Try it out! Clickable desktop web prototype
Note: Not every button or link is interactive. Stick to viewing the status of a fraud case to see it in action! Does not work on mobile screens.



7. The Future Impacts from Testing
With AI as my teammate, I am looking forward to faster and sharper outcomes with testing.
Predicted outcomes:
~30% fewer customer service calls
Reduced user stress via granular fraud statuses
Greater trust through visible transparency
8. Results & Lessons Learned
This case study demonstrates real practice with AI in UX:
AI as a partner for research & synthesis
AI to supercharge design exploration
AI to accelerate prototyping & testing
AI can cut weeks of effort into days… but it’s the human designer who ensures clarity, empathy, and trust.
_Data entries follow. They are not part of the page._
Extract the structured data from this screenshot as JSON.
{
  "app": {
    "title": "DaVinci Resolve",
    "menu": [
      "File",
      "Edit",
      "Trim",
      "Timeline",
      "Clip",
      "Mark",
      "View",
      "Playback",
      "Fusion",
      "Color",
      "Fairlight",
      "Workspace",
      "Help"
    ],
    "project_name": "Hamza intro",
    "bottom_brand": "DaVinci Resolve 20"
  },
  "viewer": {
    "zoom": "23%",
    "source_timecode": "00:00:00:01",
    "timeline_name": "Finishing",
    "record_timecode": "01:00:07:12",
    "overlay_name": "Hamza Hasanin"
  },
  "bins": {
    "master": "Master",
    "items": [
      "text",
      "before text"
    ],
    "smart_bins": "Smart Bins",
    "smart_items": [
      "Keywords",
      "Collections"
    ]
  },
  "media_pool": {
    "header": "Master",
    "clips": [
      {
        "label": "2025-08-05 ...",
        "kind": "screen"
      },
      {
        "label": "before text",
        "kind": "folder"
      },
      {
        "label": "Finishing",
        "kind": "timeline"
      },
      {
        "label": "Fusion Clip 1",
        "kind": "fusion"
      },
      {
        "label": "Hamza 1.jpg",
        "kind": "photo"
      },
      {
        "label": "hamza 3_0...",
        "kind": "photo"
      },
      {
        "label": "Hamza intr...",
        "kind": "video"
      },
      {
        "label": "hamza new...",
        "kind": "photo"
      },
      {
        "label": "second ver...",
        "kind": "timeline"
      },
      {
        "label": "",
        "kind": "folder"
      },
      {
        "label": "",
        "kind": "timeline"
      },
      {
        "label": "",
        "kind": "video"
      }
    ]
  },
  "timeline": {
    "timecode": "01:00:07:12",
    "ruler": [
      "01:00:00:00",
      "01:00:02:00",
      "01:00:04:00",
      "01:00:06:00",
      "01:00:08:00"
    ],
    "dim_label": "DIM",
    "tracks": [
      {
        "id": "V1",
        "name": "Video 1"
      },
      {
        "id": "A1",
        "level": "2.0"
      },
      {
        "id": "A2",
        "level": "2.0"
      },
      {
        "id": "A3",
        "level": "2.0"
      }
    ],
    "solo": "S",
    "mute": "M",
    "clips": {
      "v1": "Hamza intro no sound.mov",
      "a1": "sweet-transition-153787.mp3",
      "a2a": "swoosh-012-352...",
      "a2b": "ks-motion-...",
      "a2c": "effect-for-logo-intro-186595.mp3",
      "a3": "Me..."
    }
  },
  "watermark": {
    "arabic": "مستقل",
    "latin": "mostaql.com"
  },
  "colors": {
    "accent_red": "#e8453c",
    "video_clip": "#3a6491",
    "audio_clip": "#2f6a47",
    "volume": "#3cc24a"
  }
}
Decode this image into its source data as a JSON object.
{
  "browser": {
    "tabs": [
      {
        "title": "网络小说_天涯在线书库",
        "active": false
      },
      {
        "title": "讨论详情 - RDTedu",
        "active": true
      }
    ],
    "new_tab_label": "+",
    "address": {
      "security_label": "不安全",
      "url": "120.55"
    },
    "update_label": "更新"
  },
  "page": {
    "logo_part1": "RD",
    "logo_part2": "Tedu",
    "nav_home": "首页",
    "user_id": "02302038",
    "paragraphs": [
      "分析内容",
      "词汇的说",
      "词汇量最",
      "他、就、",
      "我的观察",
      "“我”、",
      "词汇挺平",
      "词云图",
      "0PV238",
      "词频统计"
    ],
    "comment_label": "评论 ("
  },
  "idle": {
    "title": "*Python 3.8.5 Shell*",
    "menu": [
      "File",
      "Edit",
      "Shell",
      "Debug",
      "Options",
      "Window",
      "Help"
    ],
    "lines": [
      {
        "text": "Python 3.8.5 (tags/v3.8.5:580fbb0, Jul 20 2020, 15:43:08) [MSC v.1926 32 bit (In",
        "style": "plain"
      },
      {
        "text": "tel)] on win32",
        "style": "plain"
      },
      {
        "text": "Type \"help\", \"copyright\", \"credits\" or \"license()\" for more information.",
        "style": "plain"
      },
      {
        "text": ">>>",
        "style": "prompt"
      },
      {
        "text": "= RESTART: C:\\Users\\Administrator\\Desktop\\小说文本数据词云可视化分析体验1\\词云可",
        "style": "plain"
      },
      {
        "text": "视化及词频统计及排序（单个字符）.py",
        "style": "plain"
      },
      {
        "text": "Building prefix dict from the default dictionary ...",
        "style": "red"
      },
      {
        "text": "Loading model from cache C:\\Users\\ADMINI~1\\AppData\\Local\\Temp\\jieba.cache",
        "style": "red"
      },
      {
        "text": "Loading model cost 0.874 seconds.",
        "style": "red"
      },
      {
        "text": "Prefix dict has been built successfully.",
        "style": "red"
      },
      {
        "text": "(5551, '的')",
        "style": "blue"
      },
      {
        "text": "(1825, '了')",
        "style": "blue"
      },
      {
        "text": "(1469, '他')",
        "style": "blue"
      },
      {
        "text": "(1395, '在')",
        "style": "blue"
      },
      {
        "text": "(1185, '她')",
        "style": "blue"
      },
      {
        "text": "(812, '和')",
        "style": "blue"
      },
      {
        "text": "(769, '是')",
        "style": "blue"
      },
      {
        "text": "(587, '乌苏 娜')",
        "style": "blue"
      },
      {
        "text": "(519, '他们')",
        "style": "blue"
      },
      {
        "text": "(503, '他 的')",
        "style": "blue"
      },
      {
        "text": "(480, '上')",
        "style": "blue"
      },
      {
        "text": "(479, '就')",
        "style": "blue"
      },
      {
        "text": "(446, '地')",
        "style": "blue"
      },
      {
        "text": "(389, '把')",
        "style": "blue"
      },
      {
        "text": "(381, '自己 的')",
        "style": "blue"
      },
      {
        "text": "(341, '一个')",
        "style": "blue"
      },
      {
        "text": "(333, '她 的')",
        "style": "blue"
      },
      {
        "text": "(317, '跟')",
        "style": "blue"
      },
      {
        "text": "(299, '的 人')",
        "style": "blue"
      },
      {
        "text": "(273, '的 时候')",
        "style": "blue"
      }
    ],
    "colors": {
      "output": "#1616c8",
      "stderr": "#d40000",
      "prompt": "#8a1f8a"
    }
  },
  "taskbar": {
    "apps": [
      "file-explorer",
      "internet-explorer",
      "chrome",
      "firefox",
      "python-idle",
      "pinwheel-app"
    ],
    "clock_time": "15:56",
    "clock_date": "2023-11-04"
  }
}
Everything is moving SO fast… capabilities changed even in the 4 weeks of taking this bootcamp. I am looking to how we can further embed AI into our processes so that we can free up some time to do what humans do best… enjoy this gift of life! ❤️
Thank you for reading along and big thanks to Zander Whitehurst & Carolina Vidal of Memorisely for their knowledge sharing and excitement.
Disclaimer: The thoughts shared in this post are solely my own and do not represent the perspectives of my professional relationships, Chase, Zelle or clientele.